Cranberries can be found in pill, tincture, tea, juice, dried and, of course, fresh berry form. Studies using juice generally used three or more ounces of pure cranberry juice or about one and half ounces of fresh or frozen berries a day.[xiv] Beware that due to their tart taste, most cranberry juices are sweetened either with sugar or other juices, which may not be desirable for many people. Cranberry pills offer a convenient no-sugar, no-taste option and usually consist of dried and sometimes concentrated cranberries that have been powdered and encapsulated. For cranberry pills and tinctures dosing information, follow the manufacturer’s directions given on the label.
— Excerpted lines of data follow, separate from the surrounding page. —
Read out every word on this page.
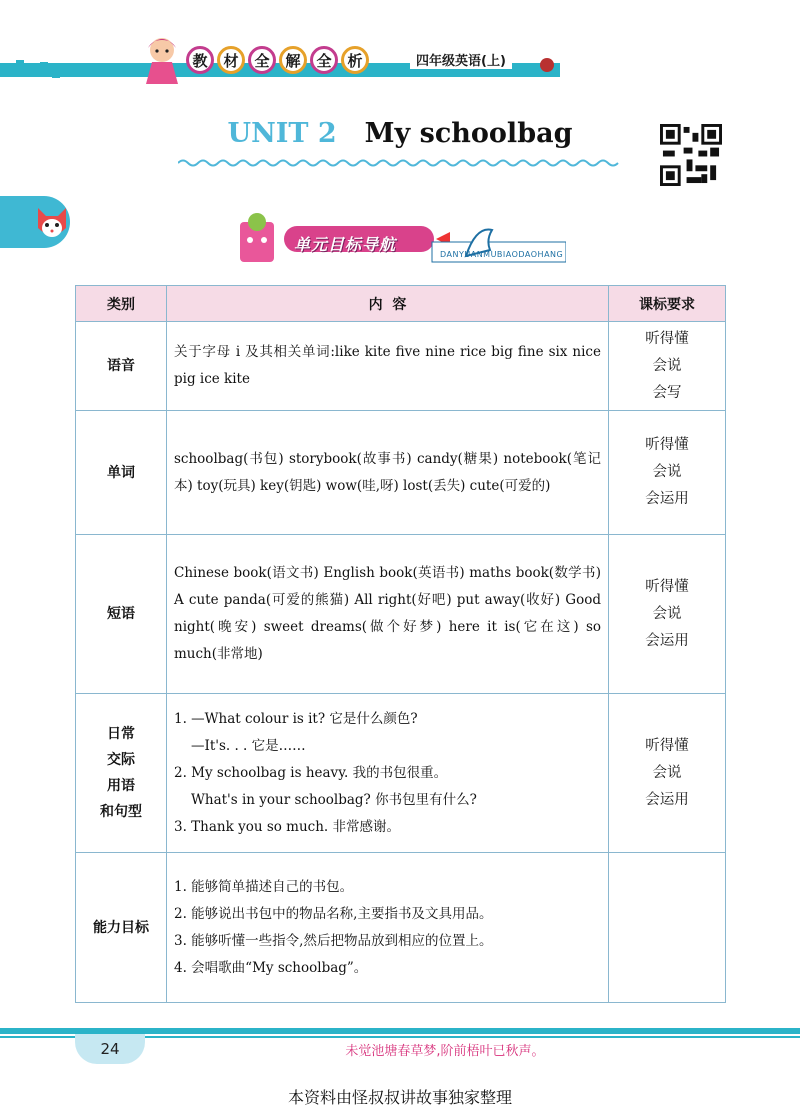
教	材	全	解	全	析	四年级英语(上)
UNIT 2 My schoolbag
单元目标导航
DANYUANMUBIAODAOHANG
类别	内  容	课标要求

语音	关于字母 i 及其相关单词:like kite five nine rice big fine six nice pig ice kite	听得懂
会说
会写

单词	schoolbag(书包) storybook(故事书) candy(糖果) notebook(笔记本) toy(玩具) key(钥匙) wow(哇,呀) lost(丢失) cute(可爱的)	听得懂
会说
会运用

短语	Chinese book(语文书) English book(英语书) maths book(数学书) A cute panda(可爱的熊猫) All right(好吧) put away(收好) Good night(晚安) sweet dreams(做个好梦) here it is(它在这) so much(非常地)	听得懂
会说
会运用

日常
交际
用语
和句型	1. —What colour is it? 它是什么颜色?
—It's. . . 它是……
2. My schoolbag is heavy. 我的书包很重。
What's in your schoolbag? 你书包里有什么?
3. Thank you so much. 非常感谢。	听得懂
会说
会运用

能力目标	1. 能够简单描述自己的书包。
2. 能够说出书包中的物品名称,主要指书及文具用品。
3. 能够听懂一些指令,然后把物品放到相应的位置上。
4. 会唱歌曲“My schoolbag”。	

24	未觉池塘春草梦,阶前梧叶已秋声。
本资料由怪叔叔讲故事独家整理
Cranberry is safe for most individuals but in high doses may cause diarrhea or mild gastrointestinal upset. Cranberries also contain oxalates which may be problematic to individuals who are oxalate sensitive. As always, caution should be used when starting any new herb, nutrient, or medication, especially if you are already taking other supplements or medications or have a medical condition.

 

References

[i] Blumenthal M. The ABC Clinical Guide to Herbs. Austin, TX: American Botanical Council; 2003.

[ii] Murray M, Pizzorno J, Pizzorno L. The Encyclopedia of Healing Foods. New York, NY: Atria Books; 2005.
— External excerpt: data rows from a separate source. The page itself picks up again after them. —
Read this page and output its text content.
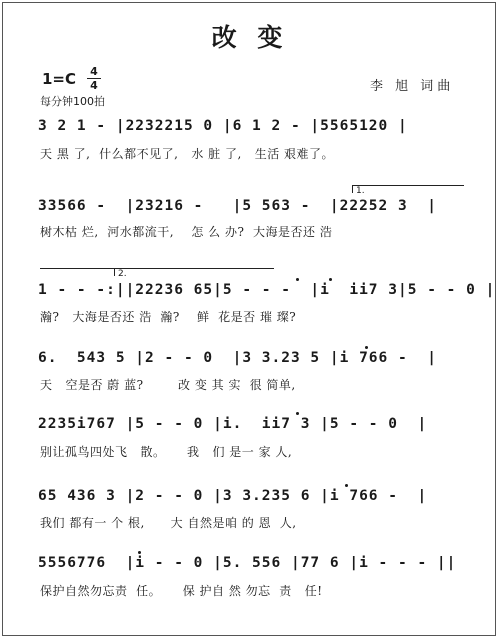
改 变
1=C 4
4
每分钟100拍
李 旭 词曲
3 2 1 - |2232215 0 |6 1 2 - |5565120 |
天 黑 了,  什么都不见了,   水 脏 了,   生活 艰难了。
1.
33566 -  |23216 -   |5 563 -  |22252 3  |
树木枯 烂,  河水都流干,    怎 么 办?  大海是否还 浩
2.
1 - - -:||22236 65|5 - - -  |i  ii7 3|5 - - 0 |
瀚?   大海是否还 浩  瀚?    鲜  花是否 璀 璨?
6.  543 5 |2 - - 0  |3 3.23 5 |i 766 -  |
天   空是否 蔚 蓝?        改 变 其 实  很 简单,
2235i767 |5 - - 0 |i.  ii7 3 |5 - - 0  |
别让孤鸟四处飞   散。     我   们 是一 家 人,
65 436 3 |2 - - 0 |3 3.235 6 |i 766 -  |
我们 都有一 个 根,      大 自然是咱 的 恩  人,
5556776  |i - - 0 |5. 556 |77 6 |i - - - ||
保护自然勿忘责  任。     保 护自 然 勿忘  责   任!
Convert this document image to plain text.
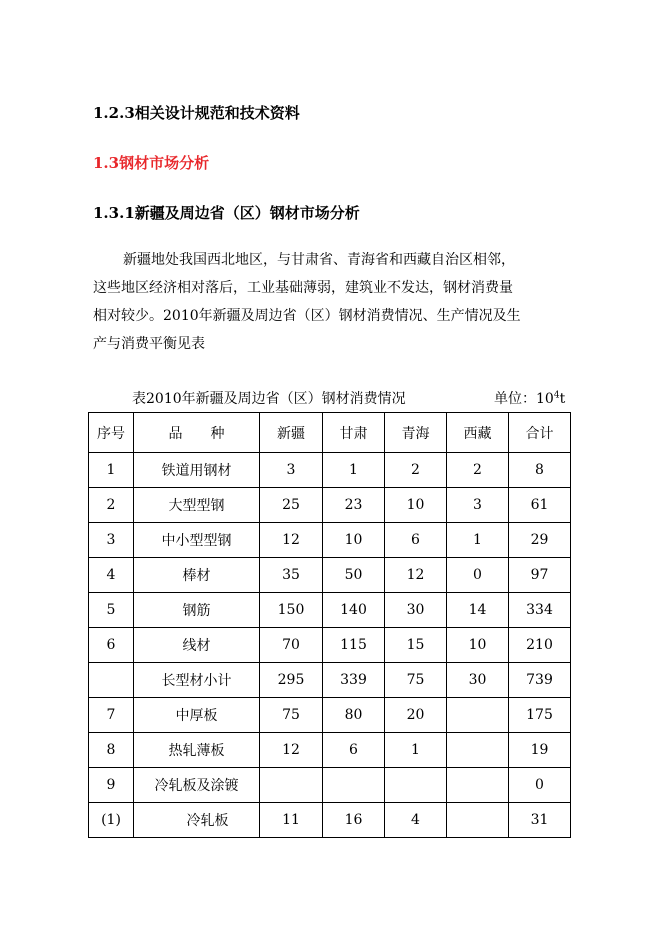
1.2.3相关设计规范和技术资料
1.3钢材市场分析
1.3.1新疆及周边省（区）钢材市场分析

新疆地处我国西北地区，与甘肃省、青海省和西藏自治区相邻，
这些地区经济相对落后，工业基础薄弱，建筑业不发达，钢材消费量
相对较少。2010年新疆及周边省（区）钢材消费情况、生产情况及生
产与消费平衡见表

表2010年新疆及周边省（区）钢材消费情况	单位：$10^4t$
序号	品　　种	新疆	甘肃	青海	西藏	合计
1	铁道用钢材	3	1	2	2	8
2	大型型钢	25	23	10	3	61
3	中小型型钢	12	10	6	1	29
4	棒材	35	50	12	0	97
5	钢筋	150	140	30	14	334
6	线材	70	115	15	10	210
	长型材小计	295	339	75	30	739
7	中厚板	75	80	20		175
8	热轧薄板	12	6	1		19
9	冷轧板及涂镀					0
(1)	冷轧板	11	16	4		31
[iii] Hoffman D. Medical Herbalism: The Science and Practice of Herbal Medicine. Rochester, VT: Healing Arts Press; 2003.
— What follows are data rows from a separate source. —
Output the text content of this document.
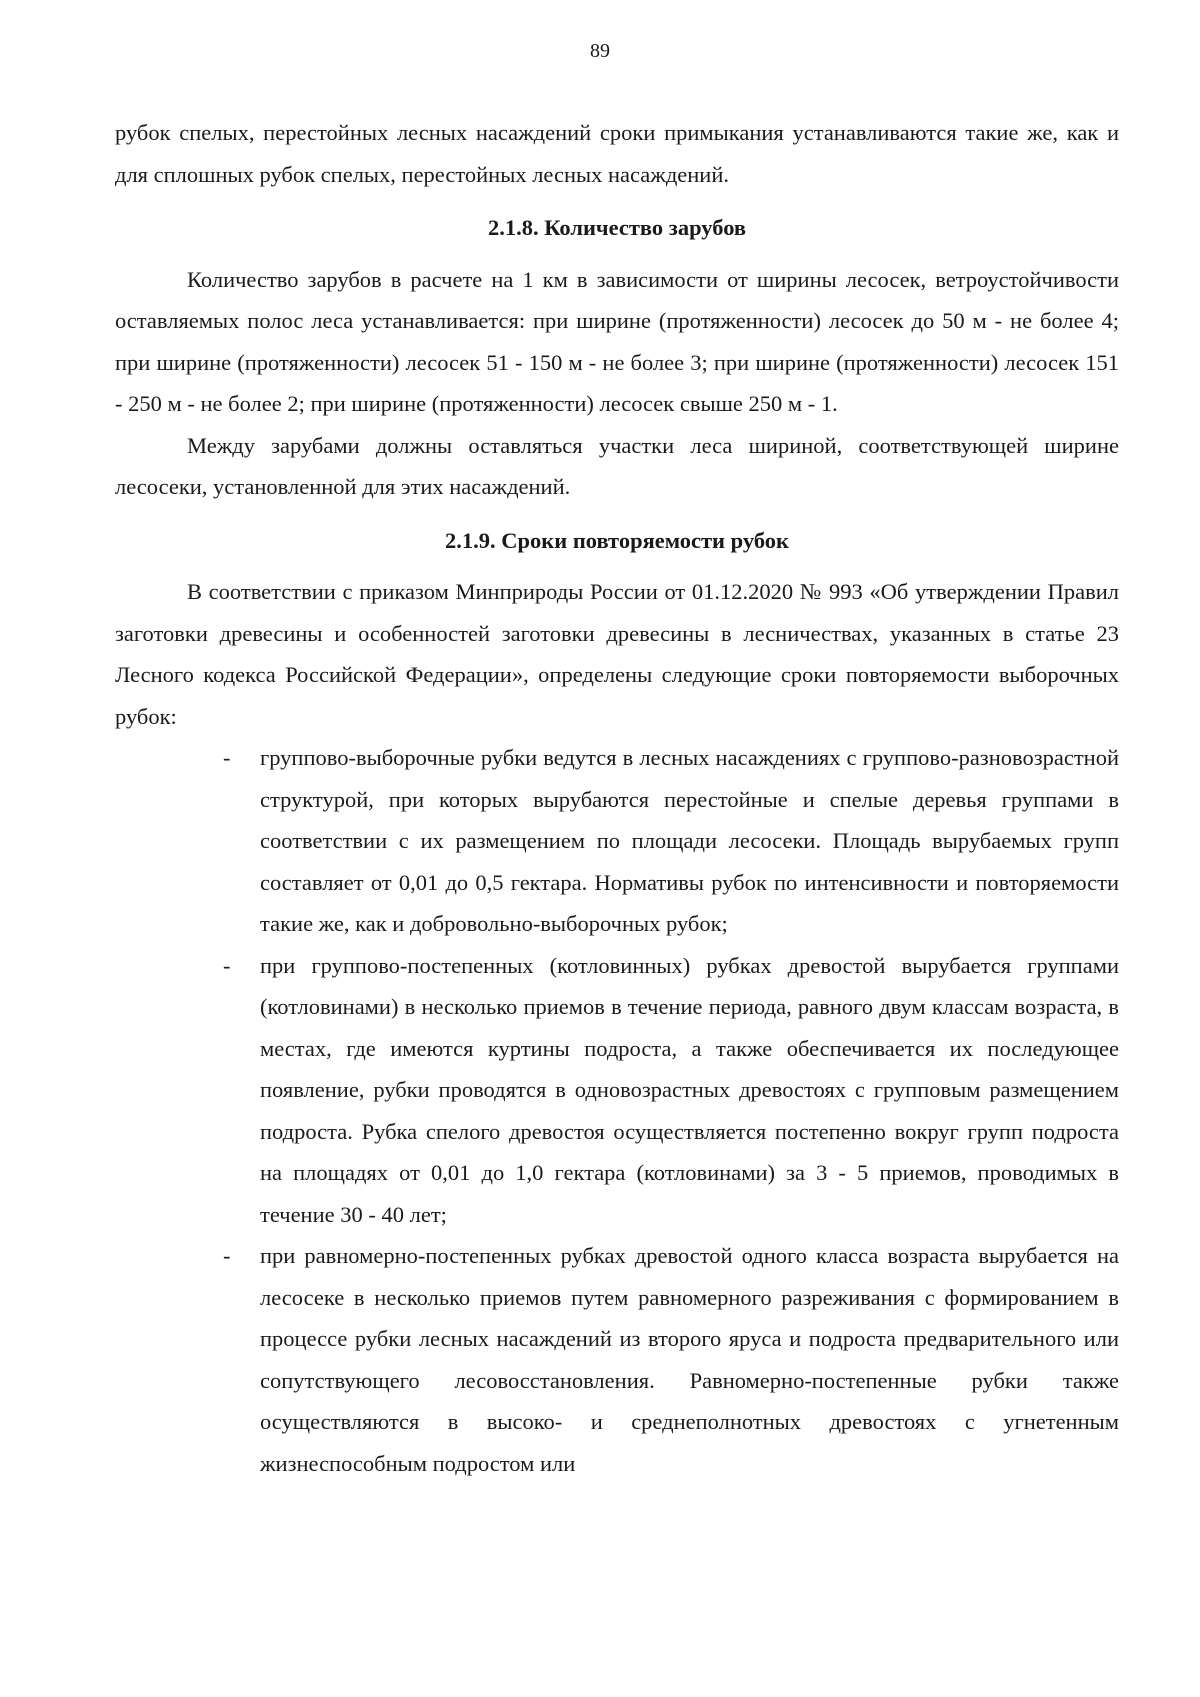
89

рубок спелых, перестойных лесных насаждений сроки примыкания устанавливаются такие же, как и для сплошных рубок спелых, перестойных лесных насаждений.

2.1.8. Количество зарубов

Количество зарубов в расчете на 1 км в зависимости от ширины лесосек, ветроустойчивости оставляемых полос леса устанавливается: при ширине (протяженности) лесосек до 50 м - не более 4; при ширине (протяженности) лесосек 51 - 150 м - не более 3; при ширине (протяженности) лесосек 151 - 250 м - не более 2; при ширине (протяженности) лесосек свыше 250 м - 1.

Между зарубами должны оставляться участки леса шириной, соответствующей ширине лесосеки, установленной для этих насаждений.

2.1.9. Сроки повторяемости рубок

В соответствии с приказом Минприроды России от 01.12.2020 № 993 «Об утверждении Правил заготовки древесины и особенностей заготовки древесины в лесничествах, указанных в статье 23 Лесного кодекса Российской Федерации», определены следующие сроки повторяемости выборочных рубок:

- группово-выборочные рубки ведутся в лесных насаждениях с группово-разновозрастной структурой, при которых вырубаются перестойные и спелые деревья группами в соответствии с их размещением по площади лесосеки. Площадь вырубаемых групп составляет от 0,01 до 0,5 гектара. Нормативы рубок по интенсивности и повторяемости такие же, как и добровольно-выборочных рубок;

- при группово-постепенных (котловинных) рубках древостой вырубается группами (котловинами) в несколько приемов в течение периода, равного двум классам возраста, в местах, где имеются куртины подроста, а также обеспечивается их последующее появление, рубки проводятся в одновозрастных древостоях с групповым размещением подроста. Рубка спелого древостоя осуществляется постепенно вокруг групп подроста на площадях от 0,01 до 1,0 гектара (котловинами) за 3 - 5 приемов, проводимых в течение 30 - 40 лет;

- при равномерно-постепенных рубках древостой одного класса возраста вырубается на лесосеке в несколько приемов путем равномерного разреживания с формированием в процессе рубки лесных насаждений из второго яруса и подроста предварительного или сопутствующего лесовосстановления. Равномерно-постепенные рубки также осуществляются в высоко- и среднеполнотных древостоях с угнетенным жизнеспособным подростом или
[iv] Frassetto L, Kohlstadt I. Treatment and prevention of kidney stones: an update. Am Fam Physician. 2011;84(11):1234-1242.

[v]Terris MK, Issa MM, Tacker JR. Dietary supplementation with cranberry concentrate tablets may increase the risk of nephrolithiasis. Urology. 2001;57(1):26-29.

[vi] Chu YF, Liu RH. Cranberries inhibit LDL oxidization and induce LDL receptor expression in hepatocytes. Life Sci. 2005;77(15):1892-1901.

[vii] McKay DL, Blumberg JB. Cranberries (Vaccinium macrocarpon) and cardiovascular disease risk factors. Nutr Rev. 2007;65(11):490-502.

[viii] Shmuely H, Yahav J, Samra Z, et al. Effect of cranberry juice on eradication of Helicobacter pylori in patients treated with antibiotics and a proton pump inhibitor. Mol Nutr Food Res. 2007;51(6):746-51.

[ix] Zhang L, Ma J, pan K, Go VL, Chen J, You WC. Efficacy of cranberry juice on Helicobacter pylori infection: a double-blind randomized placebo-controlled trial. Helicobacter. 2005;10(2):139-145.

[x] Gotteland M, Andrews M, Toledo M, et al. Modulation of Helicobacter pylori colonization with cranberry juice and Lactocacillus johnsonii La1 in children. Nutrition. 2008;24(5):421-426.

[xi] Katsargyris A, Tampaki EC, Giaginis C, Theocharis S. Cranberry as promising natural source of potential anticancer agents: current evidence and future perspectives. Anticancer Agents Med Chem. 2012;12(6):619-630.

[xii] Kim KK, Singh AP, Singh RK, et al. Anti-angiogenic actibity of cranberry proanthocyanidins and cytotoxic properties in ovarian cancer cells. Int J Oncol. 2012;40(1):227-235.

[xiii] Déziel B, MacPhee J, Patel K, et al. American cranberry (Vaccinium macrocarpon) extract affecs human prostate cancer cell growth via cell cycle arrest by modulating expression of cell cycle regulators. Food Funct. 2012;3(5):556-64.